In several elections at which Labour has been defeated, the manifesto has been less focused on the brass-tacks issues facing voters than it should have been. The 1951 manifesto, like that of 1955, opened discursively with a focus on foreign policy and the importance of securing world peace. Likewise in 1959, the manifesto concluded with a peroration that implied that the hopes of the world rested upon Labour’s narrow shoulders: ‘At this historic moment a British government with a clear policy based on the ethical principles of socialism can exercise a decisive influence for peace. Hundreds of millions of people throughout the world still look to Britain for moral leadership and eagerly await the result of this general election.’ Labour lost.

Where Labour has won elections, as in 1997, the manifesto has combined a clear vision of relevance to voters with practical policies to achieve it, in plain English. And it has been underpinned by a clear political dividing line with the opposition. It is not good enough, as Labour found to its cost in 1970, to assert that a Labour government will run Britain better than ‘yesterday’s men’: the discredited Tories of the past. John Major made the same mistake in 1997 when he tried to claim that the lack of ministerial experience of Tony Blair and Gordon Brown made them unsuited to lead Britain.

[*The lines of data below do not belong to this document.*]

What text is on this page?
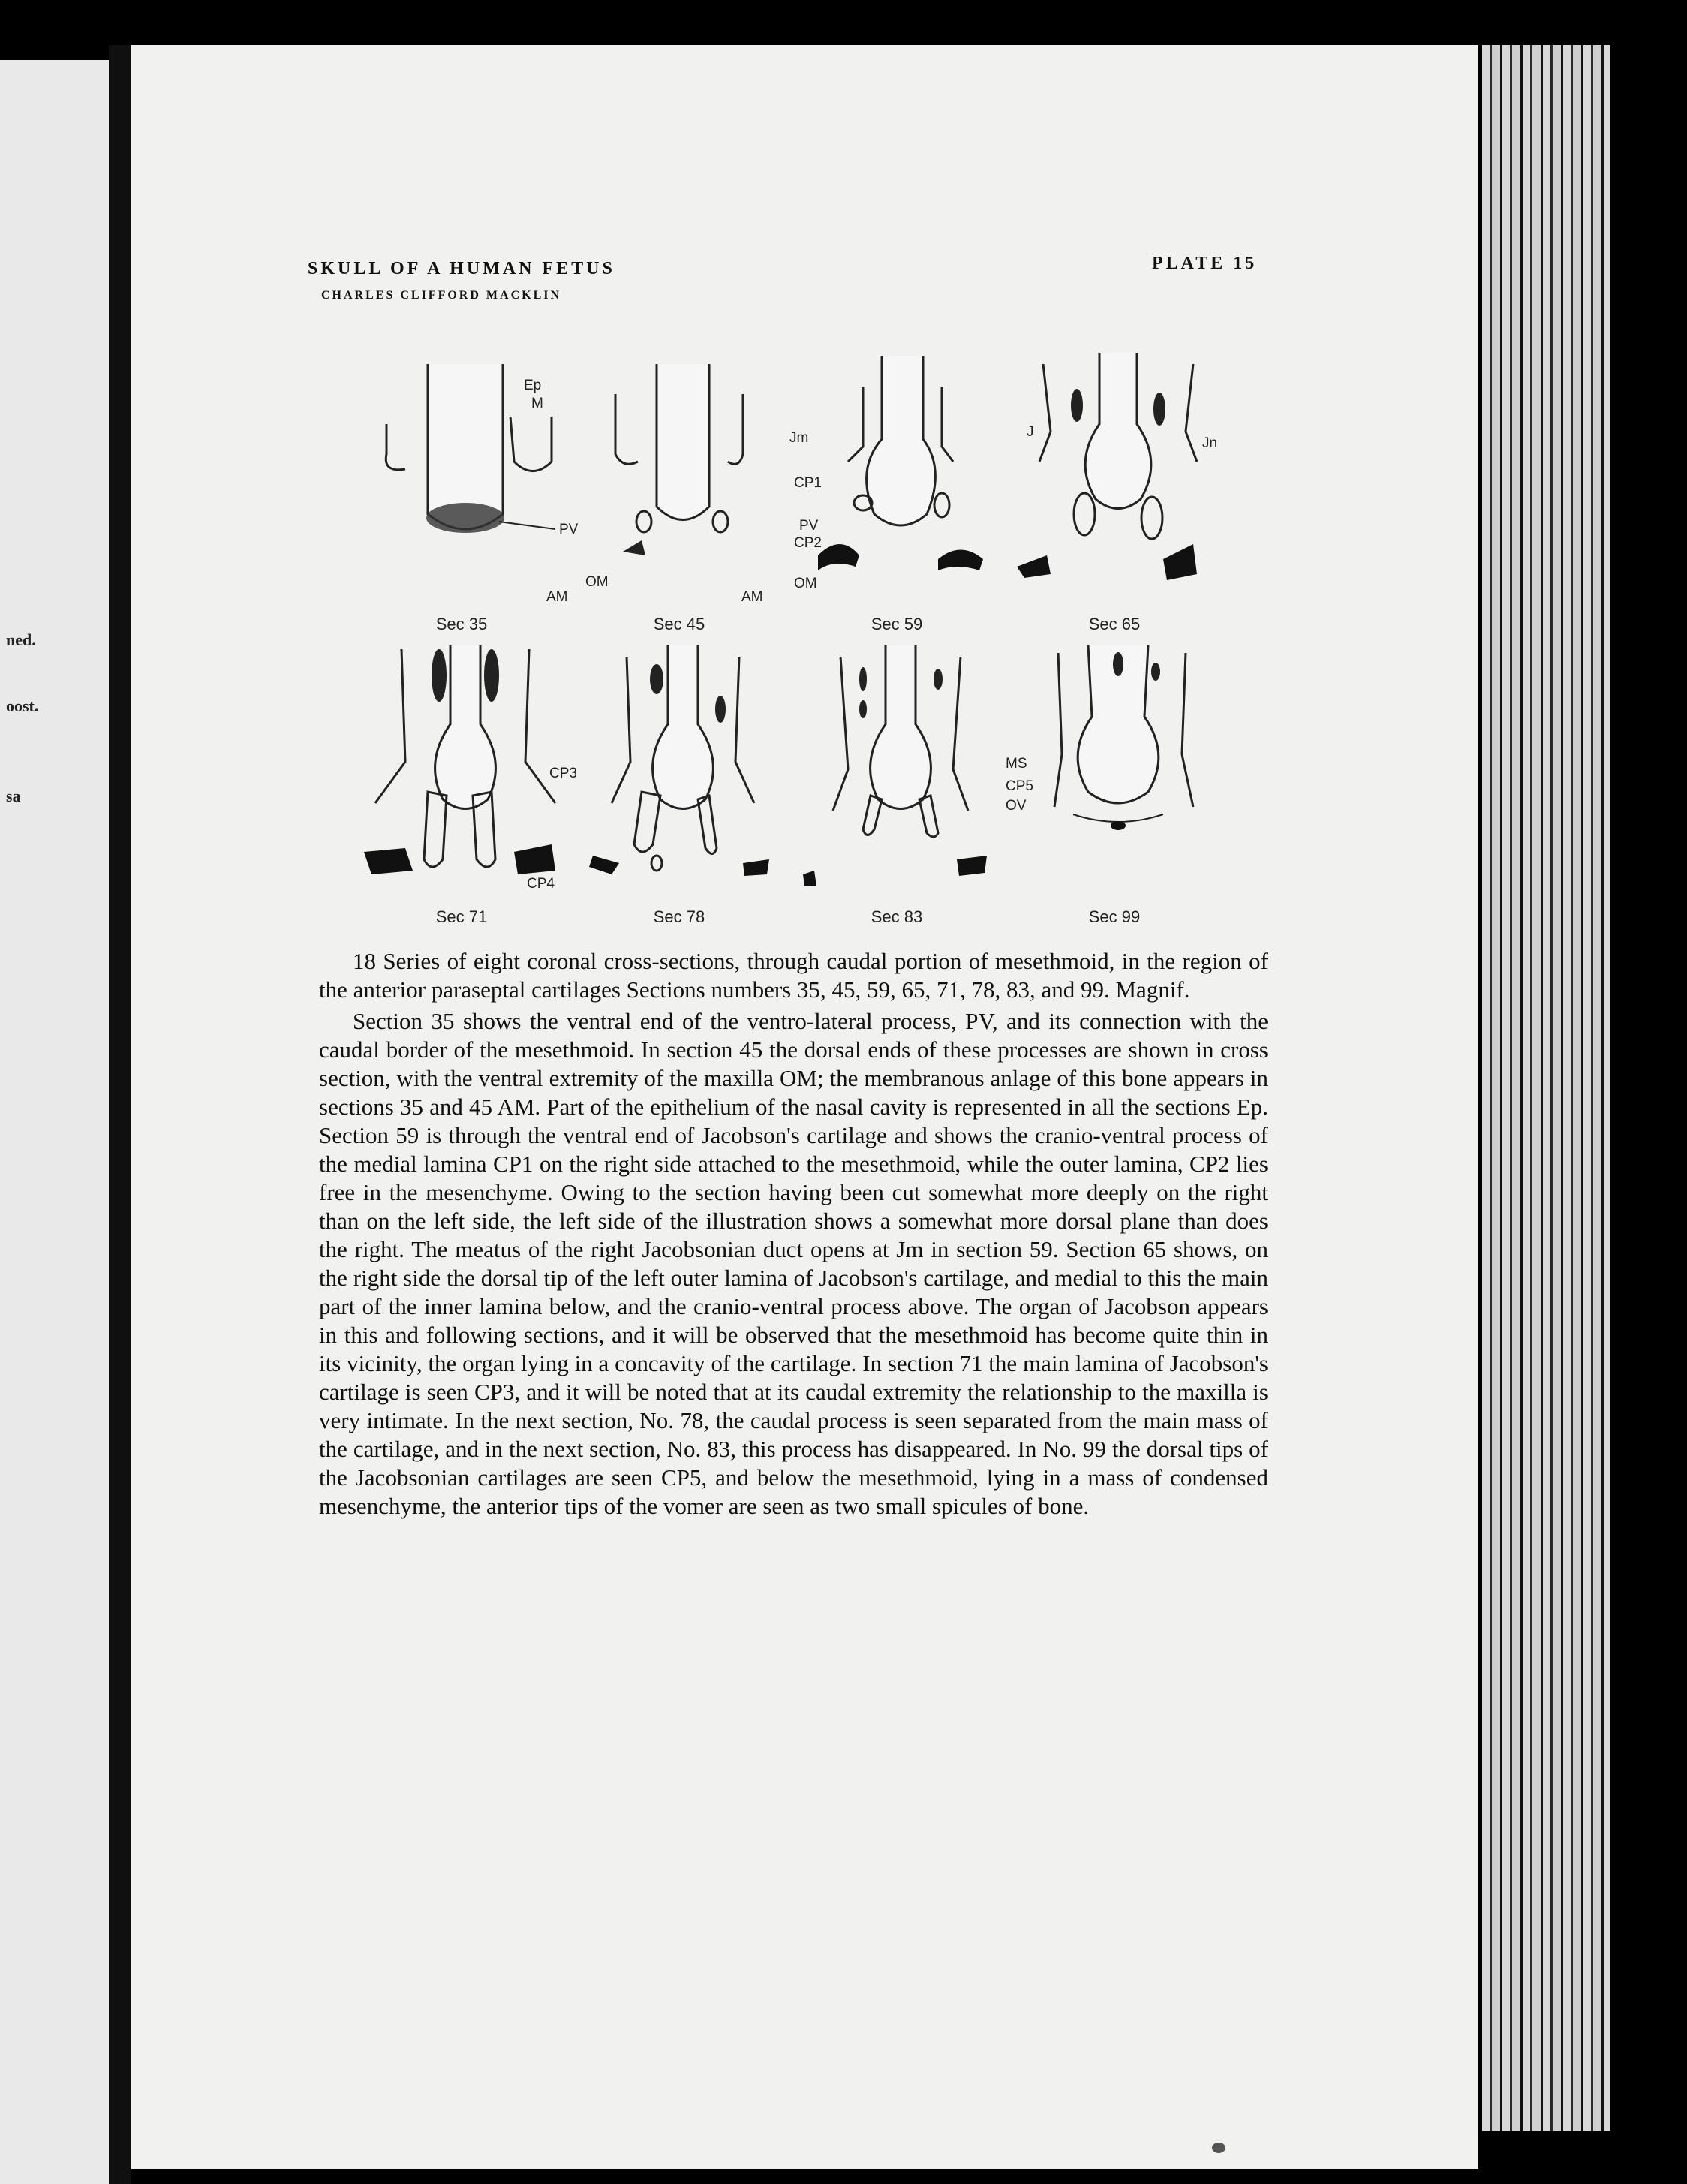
ned.
oost.
sa
SKULL OF A HUMAN FETUS
CHARLES CLIFFORD MACKLIN
PLATE 15
Ep
M
PV
AM
Sec 35
OM
AM
Sec 45
Jm
CP1
PV
CP2
OM
Sec 59
J
Jn
Sec 65
CP3
Sec 71
CP4
Sec 78	Sec 83
MS
CP5
OV
Sec 99

18 Series of eight coronal cross-sections, through caudal portion of mesethmoid, in the region of the anterior paraseptal cartilages Sections numbers 35, 45, 59, 65, 71, 78, 83, and 99. Magnif.

Section 35 shows the ventral end of the ventro-lateral process, PV, and its connection with the caudal border of the mesethmoid. In section 45 the dorsal ends of these processes are shown in cross section, with the ventral extremity of the maxilla OM; the membranous anlage of this bone appears in sections 35 and 45 AM. Part of the epithelium of the nasal cavity is represented in all the sections Ep. Section 59 is through the ventral end of Jacobson's cartilage and shows the cranio-ventral process of the medial lamina CP1 on the right side attached to the mesethmoid, while the outer lamina, CP2 lies free in the mesenchyme. Owing to the section having been cut somewhat more deeply on the right than on the left side, the left side of the illustration shows a somewhat more dorsal plane than does the right. The meatus of the right Jacobsonian duct opens at Jm in section 59. Section 65 shows, on the right side the dorsal tip of the left outer lamina of Jacobson's cartilage, and medial to this the main part of the inner lamina below, and the cranio-ventral process above. The organ of Jacobson appears in this and following sections, and it will be observed that the mesethmoid has become quite thin in its vicinity, the organ lying in a concavity of the cartilage. In section 71 the main lamina of Jacobson's cartilage is seen CP3, and it will be noted that at its caudal extremity the relationship to the maxilla is very intimate. In the next section, No. 78, the caudal process is seen separated from the main mass of the cartilage, and in the next section, No. 83, this process has disappeared. In No. 99 the dorsal tips of the Jacobsonian cartilages are seen CP5, and below the mesethmoid, lying in a mass of condensed mesenchyme, the anterior tips of the vomer are seen as two small spicules of bone.
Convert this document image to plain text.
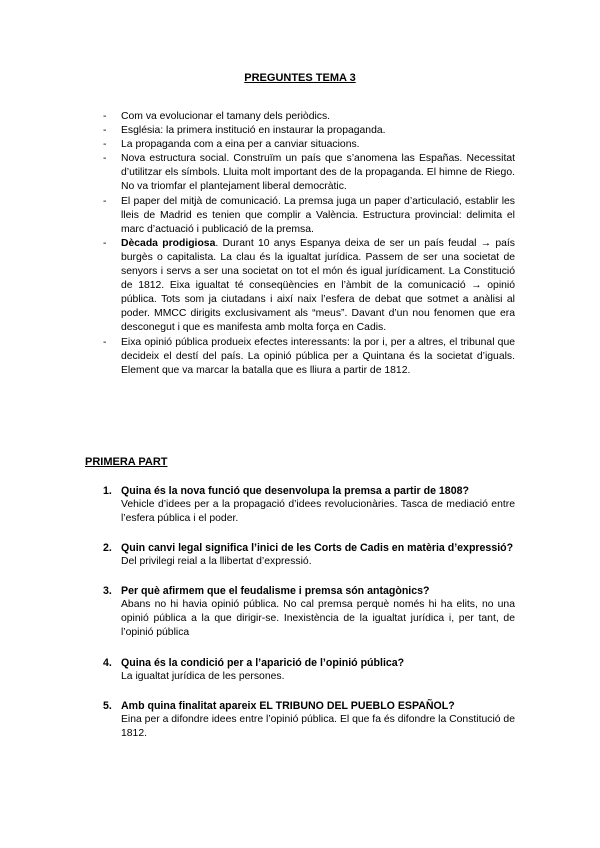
PREGUNTES TEMA 3
- Com va evolucionar el tamany dels periòdics.
- Església: la primera institució en instaurar la propaganda.
- La propaganda com a eina per a canviar situacions.
- Nova estructura social. Construïm un país que s’anomena las Españas. Necessitat d’utilitzar els símbols. Lluita molt important des de la propaganda. El himne de Riego. No va triomfar el plantejament liberal democràtic.
- El paper del mitjà de comunicació. La premsa juga un paper d’articulació, establir les lleis de Madrid es tenien que complir a València. Estructura provincial: delimita el marc d’actuació i publicació de la premsa.
- Dècada prodigiosa. Durant 10 anys Espanya deixa de ser un país feudal → país burgès o capitalista. La clau és la igualtat jurídica. Passem de ser una societat de senyors i servs a ser una societat on tot el món és igual jurídicament. La Constitució de 1812. Eixa igualtat té conseqüències en l’àmbit de la comunicació → opinió pública. Tots som ja ciutadans i així naix l’esfera de debat que sotmet a anàlisi al poder. MMCC dirigits exclusivament als “meus”. Davant d’un nou fenomen que era desconegut i que es manifesta amb molta força en Cadis.
- Eixa opinió pública produeix efectes interessants: la por i, per a altres, el tribunal que decideix el destí del país. La opinió pública per a Quintana és la societat d’iguals. Element que va marcar la batalla que es lliura a partir de 1812.
PRIMERA PART
1. Quina és la nova funció que desenvolupa la premsa a partir de 1808?
Vehicle d’idees per a la propagació d’idees revolucionàries. Tasca de mediació entre l’esfera pública i el poder.
2. Quin canvi legal significa l’inici de les Corts de Cadis en matèria d’expressió?
Del privilegi reial a la llibertat d’expressió.
3. Per què afirmem que el feudalisme i premsa són antagònics?
Abans no hi havia opinió pública. No cal premsa perquè només hi ha elits, no una opinió pública a la que dirigir-se. Inexistència de la igualtat jurídica i, per tant, de l’opinió pública
4. Quina és la condició per a l’aparició de l’opinió pública?
La igualtat jurídica de les persones.
5. Amb quina finalitat apareix EL TRIBUNO DEL PUEBLO ESPAÑOL?
Eina per a difondre idees entre l’opinió pública. El que fa és difondre la Constitució de 1812.
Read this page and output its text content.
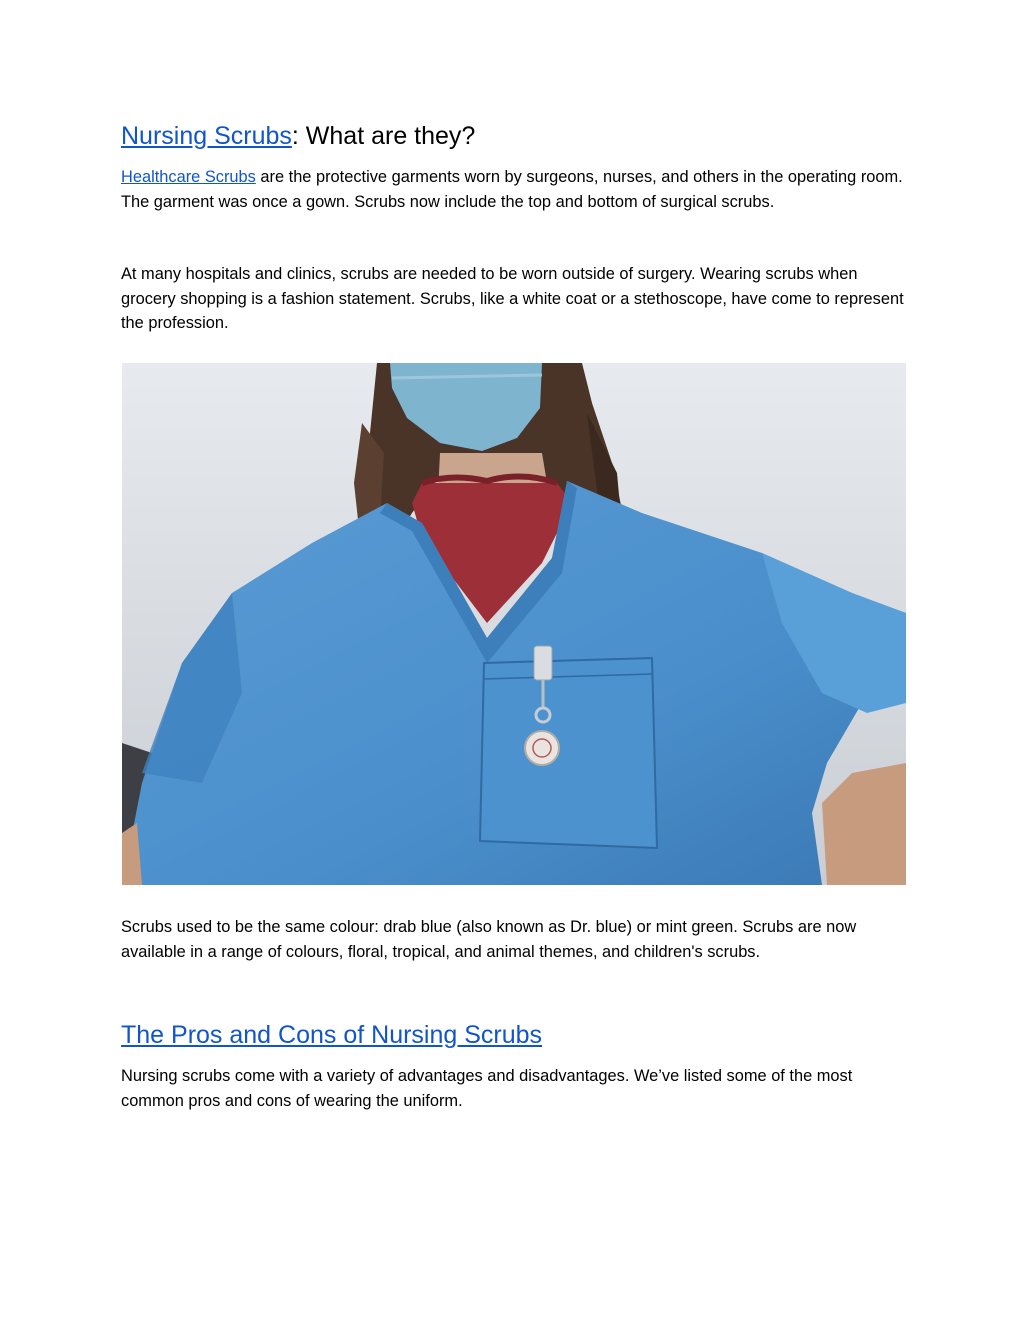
Nursing Scrubs: What are they?

Healthcare Scrubs are the protective garments worn by surgeons, nurses, and others in the operating room. The garment was once a gown. Scrubs now include the top and bottom of surgical scrubs.

At many hospitals and clinics, scrubs are needed to be worn outside of surgery. Wearing scrubs when grocery shopping is a fashion statement. Scrubs, like a white coat or a stethoscope, have come to represent the profession.

Scrubs used to be the same colour: drab blue (also known as Dr. blue) or mint green. Scrubs are now available in a range of colours, floral, tropical, and animal themes, and children's scrubs.

The Pros and Cons of Nursing Scrubs

Nursing scrubs come with a variety of advantages and disadvantages. We’ve listed some of the most common pros and cons of wearing the uniform.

If Labour’s manifesto in 2010 clearly encapsulates what a fourth term is for, in a way that inspires sufficient voters, and explains simply and convincingly how those objectives can be achieved, and why Conservative claims that their policies too will deliver better schools and healthcare are untenable, then Miliband and his team will have done a good deal of the work necessary to help make it possible for Labour to win.